I’m working with a pandas DataFrame that has both float64 and string columns. When I use to_csv
to save it, big numbers show up in scientific notation. For instance, 1344154454156.992676 becomes 1.344154e+12 in the file.
I want to keep the full numbers without scientific notation. I tried using float_format
, but it didn’t work because of the string columns. Here’s a simple example:
import pandas as pd
import numpy as np
df = pd.DataFrame({
'text': ['apple', 'banana', 'cherry'],
'numbers': np.random.rand(3) * 1e14
})
df.to_csv('output.csv')
This outputs scientific notation for the ‘numbers’ column. How can I make it show the full numbers instead? I’d like the output to look something like this:
text numbers
0 apple 94184321380806.796875
1 banana 22383735919307.046875
2 cherry 99180119890642.859375
Any ideas on how to achieve this without breaking the string columns?
I’ve dealt with this problem in my data analysis work. A straightforward solution is to use the ‘float_format’ parameter with a custom format string. Try this:
df.to_csv(‘output.csv’, float_format=‘%.6f’)
This will format all float columns to 6 decimal places without scientific notation. It won’t affect your string columns, so you don’t need to worry about those.
If you need more control, you can use a dictionary comprehension to specify formats for each column:
formats = {col: ‘%.6f’ if df[col].dtype == ‘float64’ else ‘%s’ for col in df.columns}
df.to_csv(‘output.csv’, float_format=formats)
This approach gives you flexibility to handle different column types individually. Just adjust the format strings as needed for your specific requirements.

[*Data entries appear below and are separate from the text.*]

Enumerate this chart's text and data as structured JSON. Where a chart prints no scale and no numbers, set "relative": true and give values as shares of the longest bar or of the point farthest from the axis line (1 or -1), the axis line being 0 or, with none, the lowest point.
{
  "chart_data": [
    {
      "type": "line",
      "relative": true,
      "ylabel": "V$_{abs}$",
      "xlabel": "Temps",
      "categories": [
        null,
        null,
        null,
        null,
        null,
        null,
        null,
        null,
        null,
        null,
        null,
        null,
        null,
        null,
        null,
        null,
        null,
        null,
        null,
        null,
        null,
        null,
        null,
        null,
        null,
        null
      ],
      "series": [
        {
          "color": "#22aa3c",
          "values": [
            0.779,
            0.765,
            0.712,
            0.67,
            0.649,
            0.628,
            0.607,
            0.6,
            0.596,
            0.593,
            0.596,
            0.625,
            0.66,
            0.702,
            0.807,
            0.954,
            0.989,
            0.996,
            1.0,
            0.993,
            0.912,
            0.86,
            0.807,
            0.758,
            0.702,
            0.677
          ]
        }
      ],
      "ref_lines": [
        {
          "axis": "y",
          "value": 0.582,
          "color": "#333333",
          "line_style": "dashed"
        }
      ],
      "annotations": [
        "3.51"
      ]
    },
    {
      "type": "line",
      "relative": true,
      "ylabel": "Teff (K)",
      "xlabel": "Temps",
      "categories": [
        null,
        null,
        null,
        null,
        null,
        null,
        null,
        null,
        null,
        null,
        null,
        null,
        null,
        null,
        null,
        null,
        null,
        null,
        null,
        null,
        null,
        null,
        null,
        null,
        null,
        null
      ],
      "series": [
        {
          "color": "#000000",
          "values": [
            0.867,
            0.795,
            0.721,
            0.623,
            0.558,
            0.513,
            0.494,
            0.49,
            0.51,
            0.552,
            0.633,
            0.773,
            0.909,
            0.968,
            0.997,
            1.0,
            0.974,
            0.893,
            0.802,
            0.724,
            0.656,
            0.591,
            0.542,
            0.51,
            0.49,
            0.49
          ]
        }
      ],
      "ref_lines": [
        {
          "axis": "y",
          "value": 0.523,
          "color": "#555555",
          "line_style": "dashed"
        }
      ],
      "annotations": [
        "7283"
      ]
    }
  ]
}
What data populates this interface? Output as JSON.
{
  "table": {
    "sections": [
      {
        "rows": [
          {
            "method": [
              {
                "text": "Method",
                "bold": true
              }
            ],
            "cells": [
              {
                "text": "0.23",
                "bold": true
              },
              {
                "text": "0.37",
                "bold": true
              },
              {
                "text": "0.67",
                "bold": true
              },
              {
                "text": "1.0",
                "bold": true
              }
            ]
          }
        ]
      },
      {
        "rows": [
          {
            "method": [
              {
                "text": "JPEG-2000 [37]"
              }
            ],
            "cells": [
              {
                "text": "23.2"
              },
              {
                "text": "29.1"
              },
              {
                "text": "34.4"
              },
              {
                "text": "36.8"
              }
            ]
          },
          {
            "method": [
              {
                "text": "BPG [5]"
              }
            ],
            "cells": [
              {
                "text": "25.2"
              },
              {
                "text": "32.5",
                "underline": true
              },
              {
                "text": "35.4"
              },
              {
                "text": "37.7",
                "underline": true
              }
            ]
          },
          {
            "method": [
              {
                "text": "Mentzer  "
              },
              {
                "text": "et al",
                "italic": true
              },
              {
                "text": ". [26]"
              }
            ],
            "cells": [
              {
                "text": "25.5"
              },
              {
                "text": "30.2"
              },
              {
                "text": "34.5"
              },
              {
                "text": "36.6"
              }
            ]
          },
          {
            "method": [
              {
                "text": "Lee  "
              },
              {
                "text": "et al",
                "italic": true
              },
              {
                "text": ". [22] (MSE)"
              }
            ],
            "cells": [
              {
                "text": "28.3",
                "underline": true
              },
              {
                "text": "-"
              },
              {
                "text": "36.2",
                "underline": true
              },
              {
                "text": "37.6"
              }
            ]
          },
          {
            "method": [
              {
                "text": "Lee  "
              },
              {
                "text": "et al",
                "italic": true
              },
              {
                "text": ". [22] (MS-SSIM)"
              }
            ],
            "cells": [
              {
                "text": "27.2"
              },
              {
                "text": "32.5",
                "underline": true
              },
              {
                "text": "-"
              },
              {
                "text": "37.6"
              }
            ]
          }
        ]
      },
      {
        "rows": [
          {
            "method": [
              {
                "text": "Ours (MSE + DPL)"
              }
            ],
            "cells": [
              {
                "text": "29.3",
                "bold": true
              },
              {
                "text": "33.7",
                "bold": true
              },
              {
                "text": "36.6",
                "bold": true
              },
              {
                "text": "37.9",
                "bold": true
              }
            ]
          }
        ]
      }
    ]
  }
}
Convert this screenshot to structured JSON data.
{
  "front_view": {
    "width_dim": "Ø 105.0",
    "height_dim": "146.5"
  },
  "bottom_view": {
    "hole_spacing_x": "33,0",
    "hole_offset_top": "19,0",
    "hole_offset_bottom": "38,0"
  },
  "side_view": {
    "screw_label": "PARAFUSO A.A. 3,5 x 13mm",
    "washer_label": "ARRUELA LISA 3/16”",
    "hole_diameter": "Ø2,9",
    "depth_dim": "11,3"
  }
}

hey, i’ve run into this too. one thing that worked for me was using pandas’ to_string() method first, then writing that to a file. something like:
with open(‘output.csv’, ‘w’) as f:
f.write(df.to_string(index=False))
this keeps the full numbers without scientific notation. just remember to set index=False if you don’t want the index column in your output.
I’ve encountered this issue before when working with large datasets containing mixed data types. One approach that worked for me is using the float_format
parameter in combination with a custom formatter function. Here’s a solution I found effective:
def format_float(x):
return f'{x:.6f}' if isinstance(x, float) else x
df.to_csv('output.csv', float_format='%.6f',
formatters={'text': format_float, 'numbers': format_float})
This method preserves the full precision of your float values without scientific notation, while also handling the string columns correctly. The format_float
function checks if the value is a float and formats it accordingly, otherwise it leaves it as is for string values.
Keep in mind that this approach might slightly increase the file size due to the full representation of large numbers. If file size is a concern, you might want to consider alternative storage formats like parquet or HDF5 for more efficient handling of mixed data types.